To keep this brief I’ve skipped a lot of great results, exciting experiences and details on her journey to paint the picture, but you get the point.  Sharon’s rise to the top is absolutely unheard of.

After some stellar results and the great value that Sharon added to her team she was selected for the British Olympic Team for  Beijing.  Unbelievable!  However, it huge disappointment when she crashed in June whilst filming for a BBC Olympic special and broke  her fibula.  Were her Olympic dreams over?  Absolutely not!  She was well looked after and made a remarkable recovery.  She got on the wind trainer as soon as she physically could (within a couple of weeks) and was still selected for the Olympic team based on her incredible form that she was able to maintain despite a broken bone.
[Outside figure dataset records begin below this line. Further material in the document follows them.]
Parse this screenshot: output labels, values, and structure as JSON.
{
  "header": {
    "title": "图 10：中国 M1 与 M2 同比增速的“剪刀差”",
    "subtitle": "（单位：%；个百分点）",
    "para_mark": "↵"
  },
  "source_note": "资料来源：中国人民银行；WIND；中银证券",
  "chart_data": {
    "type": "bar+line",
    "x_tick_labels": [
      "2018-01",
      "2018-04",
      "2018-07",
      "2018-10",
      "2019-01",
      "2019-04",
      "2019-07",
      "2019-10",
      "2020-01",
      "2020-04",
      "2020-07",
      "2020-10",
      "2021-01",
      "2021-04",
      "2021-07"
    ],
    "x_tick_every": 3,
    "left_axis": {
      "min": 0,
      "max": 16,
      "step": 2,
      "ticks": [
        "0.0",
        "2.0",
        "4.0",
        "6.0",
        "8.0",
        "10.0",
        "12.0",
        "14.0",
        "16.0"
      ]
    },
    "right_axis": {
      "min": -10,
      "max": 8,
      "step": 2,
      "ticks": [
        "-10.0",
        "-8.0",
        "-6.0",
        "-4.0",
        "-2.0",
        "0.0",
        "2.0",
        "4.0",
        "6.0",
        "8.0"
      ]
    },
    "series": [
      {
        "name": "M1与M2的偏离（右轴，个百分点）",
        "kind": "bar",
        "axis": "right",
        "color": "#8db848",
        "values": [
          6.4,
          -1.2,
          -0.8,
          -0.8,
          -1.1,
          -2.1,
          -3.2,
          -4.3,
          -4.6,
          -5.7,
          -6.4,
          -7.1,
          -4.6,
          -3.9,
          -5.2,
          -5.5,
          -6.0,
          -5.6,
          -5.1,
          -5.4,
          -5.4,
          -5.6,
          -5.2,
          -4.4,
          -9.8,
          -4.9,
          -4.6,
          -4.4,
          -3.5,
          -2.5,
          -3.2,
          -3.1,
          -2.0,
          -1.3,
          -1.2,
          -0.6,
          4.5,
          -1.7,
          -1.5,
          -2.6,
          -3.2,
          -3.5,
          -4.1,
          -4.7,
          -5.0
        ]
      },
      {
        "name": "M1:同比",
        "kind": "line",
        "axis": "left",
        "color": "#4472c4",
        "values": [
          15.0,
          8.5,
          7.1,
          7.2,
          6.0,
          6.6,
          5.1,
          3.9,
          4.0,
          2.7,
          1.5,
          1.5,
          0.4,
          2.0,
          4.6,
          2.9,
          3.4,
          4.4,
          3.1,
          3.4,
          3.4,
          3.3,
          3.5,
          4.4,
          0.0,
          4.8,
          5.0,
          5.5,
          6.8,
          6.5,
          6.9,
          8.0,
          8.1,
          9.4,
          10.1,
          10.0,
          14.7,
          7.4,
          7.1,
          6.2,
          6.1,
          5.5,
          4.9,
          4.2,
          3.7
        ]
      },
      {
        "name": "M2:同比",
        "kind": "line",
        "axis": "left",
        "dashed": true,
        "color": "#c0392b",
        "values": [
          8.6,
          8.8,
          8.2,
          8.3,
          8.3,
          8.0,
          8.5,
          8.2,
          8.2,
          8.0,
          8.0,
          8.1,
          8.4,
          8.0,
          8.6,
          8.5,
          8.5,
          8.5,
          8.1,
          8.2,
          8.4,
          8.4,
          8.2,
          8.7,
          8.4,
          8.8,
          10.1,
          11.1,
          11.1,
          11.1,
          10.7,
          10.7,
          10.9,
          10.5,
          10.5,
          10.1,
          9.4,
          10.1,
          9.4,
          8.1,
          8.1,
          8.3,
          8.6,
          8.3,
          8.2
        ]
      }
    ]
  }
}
It was the coolest thing watching Sharon on TV during the Olympics in the trenchal downpour and seeing her play such a big part in Nichole Cooke’s gold medal.  I get chills just thinking about it.    Sharon also backed it up in the World Championships by helping  her teammate win another gold medal.

Sharon will turn to the mountain bike for the next four years in her buildup to London 2012.  The fact that London’s road race course  is flat and a sprinter’s course does not bode as well for her chances to get selected.  That’s the reality of how these things work.  If  you have a shot at making the Olympics in your home country you have to do whatever it takes to make the cut – even if it requires  changing disciplines.   I have to admit, I never in a million years thought anyone could have come this far, especially in such a short amount of time.  Now that I’ve seen it first hand, I have no doubt in my mind that Sharon will work on the mountain bike skills she needs and quite possibly win a medal London 2012.

The point of all this?  It sounds cliche, but nothing is impossible.  When meeting someone like Sharon and realizing that she’s a normal person like everybody else and has achieved what she has in this amount of time, I realize that "nothing is impossible" is absolutely true.  The difference that I see in Sharon over the rest of us is that she’s extremely hard working, very self motivated, and does whatever it takes to get her training in.  Even when things go wrong, she does what she needs to do to make them right.  Broken leg?  Why would that stop her?  Flat tire and no tube?  She’ll still ride 100km home instead of calling for a ride.  Rain?  Don’t even get me started.  She always finds a way.  I believe it’s that frame of mind that makes a huge difference.  Not all of us will have the natural ability to do what Sharon has done, but if you set goals, aim high and follow through with the right preparation there’s no reason why you can’t achieve whatever goals you set for yourself – no matter how small or large.  I see living proof of this all the time.